Restless
Unfulfilling books and angsty short films make me restless.
From That Old Cape Magic by Richard Russo:
She pointed at the wall, specifically at an indentation in the plaster that looked to be about the same size as a college dean’s forehead.
I won’t even give you the context. It’s good, but sometimes one’s imagination is even better.
In related bits, a friend introduced me to My Parents Were Awesome. While I understand that my parents were once my age (in fact, my mom and I met right about the time she was my age now), I’ve never really seen pictures of them without us kids. And now I really want to know what they were like.
In unrelated news, Jon Stewart’s Glenn Beck impersonation was downright inspiring. It’s not that he’s making fun of Glenn Beck — it’s that he’s taking every rhetorical strategy of Beck’s and illustrating how ludicrous they are: the word association schemes, the crazy diagrams, the appearance of being well-read without the information to back it up, the crying, the screaming, the hand-waving and -wringing — all these are ways Beck tries (and logically fails) not so much to win but to shut down arguments.
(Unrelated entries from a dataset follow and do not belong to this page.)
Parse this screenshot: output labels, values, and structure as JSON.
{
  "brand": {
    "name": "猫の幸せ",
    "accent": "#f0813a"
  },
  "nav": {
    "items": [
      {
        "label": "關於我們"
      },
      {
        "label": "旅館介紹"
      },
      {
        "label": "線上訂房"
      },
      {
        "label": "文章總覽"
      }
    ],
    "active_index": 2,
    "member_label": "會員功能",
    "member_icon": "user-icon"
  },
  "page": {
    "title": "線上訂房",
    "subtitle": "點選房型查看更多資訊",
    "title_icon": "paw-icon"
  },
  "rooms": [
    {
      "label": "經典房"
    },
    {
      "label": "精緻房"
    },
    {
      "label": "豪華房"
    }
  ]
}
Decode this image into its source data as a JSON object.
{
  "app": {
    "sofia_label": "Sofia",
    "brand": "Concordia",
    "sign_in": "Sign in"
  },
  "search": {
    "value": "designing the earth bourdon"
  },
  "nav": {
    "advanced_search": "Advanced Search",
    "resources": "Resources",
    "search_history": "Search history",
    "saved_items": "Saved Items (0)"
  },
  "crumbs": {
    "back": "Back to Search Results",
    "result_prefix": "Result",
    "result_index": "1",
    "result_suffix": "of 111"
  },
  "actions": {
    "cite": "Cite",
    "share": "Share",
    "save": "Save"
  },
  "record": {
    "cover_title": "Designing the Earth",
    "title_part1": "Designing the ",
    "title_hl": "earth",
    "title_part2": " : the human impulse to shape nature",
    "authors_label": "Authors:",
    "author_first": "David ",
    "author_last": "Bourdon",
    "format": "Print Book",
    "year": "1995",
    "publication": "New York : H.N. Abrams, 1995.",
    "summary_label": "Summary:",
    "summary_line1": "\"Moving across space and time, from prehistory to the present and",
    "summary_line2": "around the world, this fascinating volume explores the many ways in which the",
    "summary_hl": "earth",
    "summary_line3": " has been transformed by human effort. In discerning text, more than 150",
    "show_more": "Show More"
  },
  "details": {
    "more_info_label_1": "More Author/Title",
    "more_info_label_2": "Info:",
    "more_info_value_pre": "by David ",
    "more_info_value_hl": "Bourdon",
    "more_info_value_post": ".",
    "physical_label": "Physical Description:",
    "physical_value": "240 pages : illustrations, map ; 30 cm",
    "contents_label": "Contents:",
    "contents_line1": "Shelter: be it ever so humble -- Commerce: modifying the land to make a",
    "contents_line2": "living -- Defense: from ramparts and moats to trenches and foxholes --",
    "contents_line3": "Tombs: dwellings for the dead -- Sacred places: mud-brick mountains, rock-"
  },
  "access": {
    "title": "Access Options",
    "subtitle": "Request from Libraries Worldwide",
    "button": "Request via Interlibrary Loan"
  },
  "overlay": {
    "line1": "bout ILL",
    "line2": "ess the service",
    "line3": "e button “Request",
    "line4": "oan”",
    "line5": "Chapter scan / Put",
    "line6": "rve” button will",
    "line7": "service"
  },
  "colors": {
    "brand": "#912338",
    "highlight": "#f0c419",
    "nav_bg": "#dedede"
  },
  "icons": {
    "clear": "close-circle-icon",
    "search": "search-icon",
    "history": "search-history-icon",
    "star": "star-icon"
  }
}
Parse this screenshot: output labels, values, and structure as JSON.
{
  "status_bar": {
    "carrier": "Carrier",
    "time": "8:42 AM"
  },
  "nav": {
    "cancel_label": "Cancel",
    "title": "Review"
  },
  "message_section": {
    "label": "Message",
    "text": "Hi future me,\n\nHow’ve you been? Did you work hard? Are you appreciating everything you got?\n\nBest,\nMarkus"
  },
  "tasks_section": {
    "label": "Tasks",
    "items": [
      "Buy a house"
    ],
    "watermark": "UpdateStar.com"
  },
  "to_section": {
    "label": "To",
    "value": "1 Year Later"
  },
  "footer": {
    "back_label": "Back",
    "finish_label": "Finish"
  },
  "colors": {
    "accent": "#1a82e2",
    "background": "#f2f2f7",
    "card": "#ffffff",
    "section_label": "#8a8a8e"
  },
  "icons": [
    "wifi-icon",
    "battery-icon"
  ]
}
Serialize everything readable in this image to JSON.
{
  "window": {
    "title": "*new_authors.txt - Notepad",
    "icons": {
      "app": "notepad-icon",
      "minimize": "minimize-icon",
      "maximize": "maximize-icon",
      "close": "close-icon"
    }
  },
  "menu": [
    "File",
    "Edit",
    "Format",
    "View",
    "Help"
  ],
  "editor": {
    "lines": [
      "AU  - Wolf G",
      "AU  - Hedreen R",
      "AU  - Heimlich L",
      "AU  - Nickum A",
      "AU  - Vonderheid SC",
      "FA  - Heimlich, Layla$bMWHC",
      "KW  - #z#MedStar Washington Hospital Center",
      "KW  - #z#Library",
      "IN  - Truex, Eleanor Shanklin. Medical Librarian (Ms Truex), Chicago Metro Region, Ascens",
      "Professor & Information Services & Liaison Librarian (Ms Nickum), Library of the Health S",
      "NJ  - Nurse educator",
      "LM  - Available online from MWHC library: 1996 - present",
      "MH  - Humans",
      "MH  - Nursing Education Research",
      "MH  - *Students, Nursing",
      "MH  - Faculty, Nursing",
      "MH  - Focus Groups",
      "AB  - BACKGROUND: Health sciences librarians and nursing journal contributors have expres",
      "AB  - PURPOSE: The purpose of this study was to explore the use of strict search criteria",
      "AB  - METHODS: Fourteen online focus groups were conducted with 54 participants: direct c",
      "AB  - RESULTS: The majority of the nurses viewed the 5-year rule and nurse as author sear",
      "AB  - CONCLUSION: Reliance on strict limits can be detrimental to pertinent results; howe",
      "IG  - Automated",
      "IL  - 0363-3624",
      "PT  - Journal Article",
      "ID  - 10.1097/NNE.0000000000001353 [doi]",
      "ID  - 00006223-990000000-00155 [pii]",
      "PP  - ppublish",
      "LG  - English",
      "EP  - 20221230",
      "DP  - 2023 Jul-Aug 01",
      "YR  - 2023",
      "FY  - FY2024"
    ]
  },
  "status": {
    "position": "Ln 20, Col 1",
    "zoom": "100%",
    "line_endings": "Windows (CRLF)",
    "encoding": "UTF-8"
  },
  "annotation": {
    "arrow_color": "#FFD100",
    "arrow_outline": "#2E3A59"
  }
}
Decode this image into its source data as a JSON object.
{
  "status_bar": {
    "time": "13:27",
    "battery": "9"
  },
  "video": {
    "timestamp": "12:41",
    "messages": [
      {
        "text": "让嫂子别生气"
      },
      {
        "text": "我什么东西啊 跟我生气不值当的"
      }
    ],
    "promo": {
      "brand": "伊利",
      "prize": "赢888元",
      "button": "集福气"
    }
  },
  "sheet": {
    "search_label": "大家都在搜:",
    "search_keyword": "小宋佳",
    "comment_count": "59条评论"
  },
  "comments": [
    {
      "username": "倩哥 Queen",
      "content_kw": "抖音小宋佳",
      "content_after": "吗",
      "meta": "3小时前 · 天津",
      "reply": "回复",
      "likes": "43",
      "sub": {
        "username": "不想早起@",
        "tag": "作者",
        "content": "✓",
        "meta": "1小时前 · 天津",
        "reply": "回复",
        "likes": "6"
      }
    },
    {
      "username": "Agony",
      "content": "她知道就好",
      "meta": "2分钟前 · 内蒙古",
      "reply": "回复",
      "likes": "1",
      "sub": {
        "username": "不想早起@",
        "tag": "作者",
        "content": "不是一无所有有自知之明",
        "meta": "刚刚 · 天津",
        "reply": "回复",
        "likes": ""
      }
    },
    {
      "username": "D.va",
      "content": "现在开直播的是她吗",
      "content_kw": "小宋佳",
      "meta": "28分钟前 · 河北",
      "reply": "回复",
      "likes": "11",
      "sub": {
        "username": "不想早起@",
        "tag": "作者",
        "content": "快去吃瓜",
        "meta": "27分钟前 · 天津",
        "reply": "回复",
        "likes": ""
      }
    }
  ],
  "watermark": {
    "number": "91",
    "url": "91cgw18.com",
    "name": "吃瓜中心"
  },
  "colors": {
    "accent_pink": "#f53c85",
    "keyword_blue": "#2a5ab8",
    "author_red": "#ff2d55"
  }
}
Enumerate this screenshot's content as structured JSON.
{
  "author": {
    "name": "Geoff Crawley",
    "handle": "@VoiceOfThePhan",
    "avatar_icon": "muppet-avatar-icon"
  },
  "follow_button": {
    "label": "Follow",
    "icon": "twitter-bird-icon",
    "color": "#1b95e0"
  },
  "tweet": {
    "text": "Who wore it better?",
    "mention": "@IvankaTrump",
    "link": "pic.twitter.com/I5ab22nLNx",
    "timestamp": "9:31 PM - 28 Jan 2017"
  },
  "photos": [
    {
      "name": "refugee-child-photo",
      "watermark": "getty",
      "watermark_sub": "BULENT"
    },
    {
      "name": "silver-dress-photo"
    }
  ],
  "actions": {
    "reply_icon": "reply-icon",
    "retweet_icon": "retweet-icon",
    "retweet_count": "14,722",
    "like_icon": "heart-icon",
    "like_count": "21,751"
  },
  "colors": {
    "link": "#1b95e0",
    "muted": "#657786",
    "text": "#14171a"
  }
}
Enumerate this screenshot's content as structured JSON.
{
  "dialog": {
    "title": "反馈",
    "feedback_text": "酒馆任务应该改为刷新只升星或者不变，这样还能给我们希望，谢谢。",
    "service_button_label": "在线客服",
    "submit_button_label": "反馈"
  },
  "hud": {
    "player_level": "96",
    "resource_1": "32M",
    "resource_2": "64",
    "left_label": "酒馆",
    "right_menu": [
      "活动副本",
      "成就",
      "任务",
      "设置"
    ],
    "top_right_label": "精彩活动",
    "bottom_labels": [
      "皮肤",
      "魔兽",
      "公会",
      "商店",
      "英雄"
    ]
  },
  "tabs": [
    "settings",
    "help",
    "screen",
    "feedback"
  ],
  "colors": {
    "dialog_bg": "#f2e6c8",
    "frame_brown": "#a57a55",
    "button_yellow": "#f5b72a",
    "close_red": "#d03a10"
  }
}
That’s the beauty of this — not that it’s funny, but that it’s true.
“You like to tell true stories, don’t you?” [my father] asked, and I answered, “Yes, I like to tell stories that are true.”
Then he asked, “After you have finished your true stories sometime, why don’t you make up a story and the people to go with it?
“Only then will you understand what happened and why.
“It is those we live with and love and should know who elude us.”